Despite the semantics, what my customers need is a trustworthy OS offering the appropriate mechanisms to meet their security needs. I believe RHEL fits the bill. I regularly fight the semantic battle of clarifying what makes a “Trusted OS”, and a separate development and maintenance branch is a significant disadvantage, as you noted. Unfortunately, when my customers hear that RHEL 5 is not a Trusted OS, I have a lot of explaining to do!
thanks to all who contributed; very interesting and informative (if wrangling with the political) article and comments.

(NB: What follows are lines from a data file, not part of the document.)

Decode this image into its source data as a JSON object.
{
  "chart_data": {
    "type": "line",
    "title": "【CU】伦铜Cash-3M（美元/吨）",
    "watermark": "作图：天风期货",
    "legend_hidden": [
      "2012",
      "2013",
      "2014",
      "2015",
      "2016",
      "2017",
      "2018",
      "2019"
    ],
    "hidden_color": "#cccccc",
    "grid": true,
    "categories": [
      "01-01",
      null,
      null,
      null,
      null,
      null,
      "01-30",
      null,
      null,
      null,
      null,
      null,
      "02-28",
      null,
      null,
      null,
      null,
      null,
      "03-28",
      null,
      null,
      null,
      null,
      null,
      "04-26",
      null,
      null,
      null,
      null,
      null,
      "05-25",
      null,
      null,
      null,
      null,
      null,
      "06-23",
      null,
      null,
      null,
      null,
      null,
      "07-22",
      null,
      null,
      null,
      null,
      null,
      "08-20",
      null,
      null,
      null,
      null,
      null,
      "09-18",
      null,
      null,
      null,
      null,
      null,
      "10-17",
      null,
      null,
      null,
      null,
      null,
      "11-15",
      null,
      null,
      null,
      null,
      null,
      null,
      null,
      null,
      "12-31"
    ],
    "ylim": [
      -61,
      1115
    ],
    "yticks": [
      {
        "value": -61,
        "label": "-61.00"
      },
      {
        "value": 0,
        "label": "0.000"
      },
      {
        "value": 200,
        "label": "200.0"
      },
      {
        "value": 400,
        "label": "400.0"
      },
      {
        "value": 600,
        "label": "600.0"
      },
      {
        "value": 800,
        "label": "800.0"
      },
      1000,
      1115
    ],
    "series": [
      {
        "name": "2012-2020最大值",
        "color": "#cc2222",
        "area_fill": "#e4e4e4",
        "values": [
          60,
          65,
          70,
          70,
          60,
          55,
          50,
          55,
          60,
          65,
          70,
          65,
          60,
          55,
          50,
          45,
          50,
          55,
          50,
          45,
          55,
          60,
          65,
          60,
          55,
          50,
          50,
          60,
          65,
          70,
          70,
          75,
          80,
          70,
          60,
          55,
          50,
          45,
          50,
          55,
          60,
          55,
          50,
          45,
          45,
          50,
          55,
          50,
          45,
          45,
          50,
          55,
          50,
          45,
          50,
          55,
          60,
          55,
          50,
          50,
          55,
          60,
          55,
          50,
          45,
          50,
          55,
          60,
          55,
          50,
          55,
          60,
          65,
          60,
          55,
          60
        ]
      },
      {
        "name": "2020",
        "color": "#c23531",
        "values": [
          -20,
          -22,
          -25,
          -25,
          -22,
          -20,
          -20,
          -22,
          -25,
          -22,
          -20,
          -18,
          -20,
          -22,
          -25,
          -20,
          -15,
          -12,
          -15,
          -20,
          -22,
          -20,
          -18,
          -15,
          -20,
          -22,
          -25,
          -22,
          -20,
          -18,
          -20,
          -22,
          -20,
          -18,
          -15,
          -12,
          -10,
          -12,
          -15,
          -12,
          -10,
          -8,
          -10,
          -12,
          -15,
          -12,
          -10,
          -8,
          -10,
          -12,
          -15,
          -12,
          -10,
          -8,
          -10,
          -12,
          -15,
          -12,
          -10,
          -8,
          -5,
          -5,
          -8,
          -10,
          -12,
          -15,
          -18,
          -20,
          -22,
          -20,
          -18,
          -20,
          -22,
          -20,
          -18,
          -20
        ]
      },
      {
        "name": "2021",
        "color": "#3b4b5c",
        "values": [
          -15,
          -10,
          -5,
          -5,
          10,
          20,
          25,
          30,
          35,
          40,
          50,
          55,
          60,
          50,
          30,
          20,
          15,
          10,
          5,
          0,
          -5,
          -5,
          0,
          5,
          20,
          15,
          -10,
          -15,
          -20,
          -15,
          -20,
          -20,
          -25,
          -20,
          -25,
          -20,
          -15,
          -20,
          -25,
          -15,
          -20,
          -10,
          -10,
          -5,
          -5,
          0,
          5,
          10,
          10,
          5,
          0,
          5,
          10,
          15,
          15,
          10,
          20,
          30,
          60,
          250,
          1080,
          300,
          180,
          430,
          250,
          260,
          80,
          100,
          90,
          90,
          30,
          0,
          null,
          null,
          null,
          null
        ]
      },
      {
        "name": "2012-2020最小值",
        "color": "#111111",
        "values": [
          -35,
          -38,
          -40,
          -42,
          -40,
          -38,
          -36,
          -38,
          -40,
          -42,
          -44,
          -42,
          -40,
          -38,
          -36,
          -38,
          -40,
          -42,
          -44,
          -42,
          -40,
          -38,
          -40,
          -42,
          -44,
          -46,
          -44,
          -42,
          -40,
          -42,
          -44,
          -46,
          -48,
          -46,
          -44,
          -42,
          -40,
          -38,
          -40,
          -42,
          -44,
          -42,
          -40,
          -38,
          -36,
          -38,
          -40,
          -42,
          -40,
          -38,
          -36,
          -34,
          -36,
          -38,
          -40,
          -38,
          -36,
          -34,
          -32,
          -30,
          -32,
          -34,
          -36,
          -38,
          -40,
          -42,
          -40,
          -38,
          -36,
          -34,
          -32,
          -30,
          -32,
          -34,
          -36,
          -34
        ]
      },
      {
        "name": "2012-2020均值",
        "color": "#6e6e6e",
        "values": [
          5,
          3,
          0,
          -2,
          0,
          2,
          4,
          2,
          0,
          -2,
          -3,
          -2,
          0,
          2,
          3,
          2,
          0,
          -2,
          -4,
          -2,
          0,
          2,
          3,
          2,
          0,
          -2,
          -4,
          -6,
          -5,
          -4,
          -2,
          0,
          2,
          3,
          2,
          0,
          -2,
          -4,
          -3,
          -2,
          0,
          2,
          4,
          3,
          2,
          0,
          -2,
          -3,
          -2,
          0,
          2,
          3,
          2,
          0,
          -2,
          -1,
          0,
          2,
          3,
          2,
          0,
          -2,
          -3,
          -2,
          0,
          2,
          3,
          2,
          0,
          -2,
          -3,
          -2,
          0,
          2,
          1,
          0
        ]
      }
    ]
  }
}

i won’t drag more products (and politics) into the discussion but can say that we have gained good ground on trusted extensions based, not only 1-to-1 mapping of zones to labels but more significantly, that a number of customers have hit significant performance and management bottlenecks once zone enumeration starts to exceed 200 and in one discussion a project manager indicated that it “tops out” implying to me that this is not a linear problem.
i accept that this is loose and un-qualified (particularly in respect of hardware/configuration) and can only apologise for that (i am severely restricted in what i may say) but perhaps it will draw people out on more specific numbers.